例えば肉じゃがの場合、「NIKUJYAGA」と日本名をそのまま英語表記しただけでは、それがどんな料理なのか外国人にはわかりません。「Meat and potato stew with sweetened soy sauce」というように、外国人観光客に「伝わりやすい」表記で伝える工夫も大切です。

他文化や異宗教への配慮が足りない

インバウンド観光客は、日本での食事を楽しみにしていますが、異なる文化での食事は慣れないことが多く、配慮が必要です。

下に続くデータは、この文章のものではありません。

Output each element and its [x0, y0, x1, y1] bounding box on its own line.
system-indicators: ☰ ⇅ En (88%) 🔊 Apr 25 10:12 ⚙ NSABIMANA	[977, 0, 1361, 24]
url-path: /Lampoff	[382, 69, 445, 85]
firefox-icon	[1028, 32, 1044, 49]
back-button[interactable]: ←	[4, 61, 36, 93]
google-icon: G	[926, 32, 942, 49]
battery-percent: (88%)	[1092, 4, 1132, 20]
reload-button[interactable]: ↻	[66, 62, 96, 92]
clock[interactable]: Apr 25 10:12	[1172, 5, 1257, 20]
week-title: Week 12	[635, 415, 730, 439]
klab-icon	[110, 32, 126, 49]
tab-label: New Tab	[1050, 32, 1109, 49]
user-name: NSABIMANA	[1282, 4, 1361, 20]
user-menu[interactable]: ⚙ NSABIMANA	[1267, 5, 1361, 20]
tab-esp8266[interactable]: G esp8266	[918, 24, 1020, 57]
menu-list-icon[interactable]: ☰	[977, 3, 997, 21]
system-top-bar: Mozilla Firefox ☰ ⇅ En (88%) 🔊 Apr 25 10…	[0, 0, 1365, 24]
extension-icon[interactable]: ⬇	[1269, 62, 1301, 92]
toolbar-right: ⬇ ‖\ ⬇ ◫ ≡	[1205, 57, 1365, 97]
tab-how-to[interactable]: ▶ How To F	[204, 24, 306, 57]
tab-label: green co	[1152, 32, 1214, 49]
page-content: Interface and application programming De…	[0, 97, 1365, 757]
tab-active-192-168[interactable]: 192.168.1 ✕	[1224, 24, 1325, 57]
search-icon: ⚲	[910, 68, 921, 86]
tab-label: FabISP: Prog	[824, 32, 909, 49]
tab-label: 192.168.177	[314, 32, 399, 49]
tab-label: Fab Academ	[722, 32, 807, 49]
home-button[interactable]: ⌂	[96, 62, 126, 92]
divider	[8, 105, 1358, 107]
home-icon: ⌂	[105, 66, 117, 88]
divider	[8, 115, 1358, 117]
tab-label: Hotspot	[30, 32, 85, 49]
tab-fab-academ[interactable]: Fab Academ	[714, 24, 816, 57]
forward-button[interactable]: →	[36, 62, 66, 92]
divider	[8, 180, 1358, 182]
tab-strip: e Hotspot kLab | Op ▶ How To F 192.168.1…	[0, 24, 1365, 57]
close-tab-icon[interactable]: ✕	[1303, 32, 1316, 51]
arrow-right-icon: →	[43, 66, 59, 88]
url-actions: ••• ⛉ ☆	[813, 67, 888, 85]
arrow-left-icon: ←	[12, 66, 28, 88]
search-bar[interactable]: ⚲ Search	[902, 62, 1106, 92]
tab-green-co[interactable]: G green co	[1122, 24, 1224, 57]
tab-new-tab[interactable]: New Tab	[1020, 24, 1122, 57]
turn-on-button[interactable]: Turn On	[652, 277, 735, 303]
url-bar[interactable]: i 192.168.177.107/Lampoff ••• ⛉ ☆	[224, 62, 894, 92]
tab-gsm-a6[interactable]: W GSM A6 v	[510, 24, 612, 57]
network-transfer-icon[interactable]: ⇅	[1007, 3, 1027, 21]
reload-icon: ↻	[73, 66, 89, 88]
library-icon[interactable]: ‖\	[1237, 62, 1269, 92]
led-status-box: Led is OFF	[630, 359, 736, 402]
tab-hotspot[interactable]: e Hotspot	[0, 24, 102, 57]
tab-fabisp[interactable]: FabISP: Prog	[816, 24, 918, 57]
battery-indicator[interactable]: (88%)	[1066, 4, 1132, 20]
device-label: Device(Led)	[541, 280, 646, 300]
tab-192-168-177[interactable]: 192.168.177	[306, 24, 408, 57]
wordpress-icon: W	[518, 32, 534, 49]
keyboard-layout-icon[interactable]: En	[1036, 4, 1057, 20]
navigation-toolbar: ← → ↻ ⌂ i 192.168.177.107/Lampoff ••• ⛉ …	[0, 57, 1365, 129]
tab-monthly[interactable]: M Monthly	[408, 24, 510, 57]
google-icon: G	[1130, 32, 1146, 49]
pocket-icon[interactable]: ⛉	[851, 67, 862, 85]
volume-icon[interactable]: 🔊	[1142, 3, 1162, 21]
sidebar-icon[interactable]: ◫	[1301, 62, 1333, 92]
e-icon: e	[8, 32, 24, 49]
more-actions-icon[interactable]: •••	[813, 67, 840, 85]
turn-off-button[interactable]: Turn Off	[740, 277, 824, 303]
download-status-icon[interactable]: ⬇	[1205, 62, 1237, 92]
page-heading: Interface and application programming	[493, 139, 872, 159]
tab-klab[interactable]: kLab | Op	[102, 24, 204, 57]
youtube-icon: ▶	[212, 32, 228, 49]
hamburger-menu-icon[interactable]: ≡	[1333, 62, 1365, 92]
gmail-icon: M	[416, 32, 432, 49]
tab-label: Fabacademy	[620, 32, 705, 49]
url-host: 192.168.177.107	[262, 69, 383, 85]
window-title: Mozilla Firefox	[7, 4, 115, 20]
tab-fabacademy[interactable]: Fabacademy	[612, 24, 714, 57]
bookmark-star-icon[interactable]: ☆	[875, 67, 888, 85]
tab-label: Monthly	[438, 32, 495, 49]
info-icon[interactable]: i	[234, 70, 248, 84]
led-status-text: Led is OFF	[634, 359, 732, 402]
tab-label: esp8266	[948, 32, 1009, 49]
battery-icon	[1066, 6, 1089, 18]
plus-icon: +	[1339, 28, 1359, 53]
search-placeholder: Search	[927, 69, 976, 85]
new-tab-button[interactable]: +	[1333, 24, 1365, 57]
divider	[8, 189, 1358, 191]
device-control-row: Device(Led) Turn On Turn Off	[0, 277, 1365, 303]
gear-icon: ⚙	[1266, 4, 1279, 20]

インバウンド観光客が多い飲食店などでは、イスラム教の食文化に配慮した「ハラール」対応メニューをはじめ、ベジタリアン(菜食主義者)に対応したメニューなどを準備しておくことが大切でしょう。

食事プランを自由に決められる旅館が人気

インバウンド観光客に日本食が人気とはいえ、旧来の1泊2食付きの日本食を提供する旅館は苦戦を強いられているようです。宿泊数が長くなれば長くなるほど色々な料理が食べたくなりますし、時には本国の料理を食べたいときもあるのです。そのようなニーズに答えるため、朝食・夕食の時間帯を自由に決められるようなプランや、食事を用意しない日が含まれたプランを用意するのもよいでしょう。また、外で食事をするインバウンド観光客のために、近隣の飲食店を紹介したり、地域の飲食店と協力して宿泊客限定のサービスを取り入れるなどの工夫をしてみてはいかがでしょう。
ただし、それでも旅館ならではの料理を楽しみにしているお客様がいることは確かです。食事付きのプランを選んでくれたお客様に喜んでもらえるよう、地域の特産や日本文化を楽しめる料理の工夫をしていくと良いでしょう。

インバウンド観光客に喜んでもらえる食事を提供するためには、外国人の好みを正しく理解するだけでなく、困りごとにもきちんと配慮をすることが大切です。上記でご紹介した内容を参考にして、日本ならではの食体験を提供していきましょう。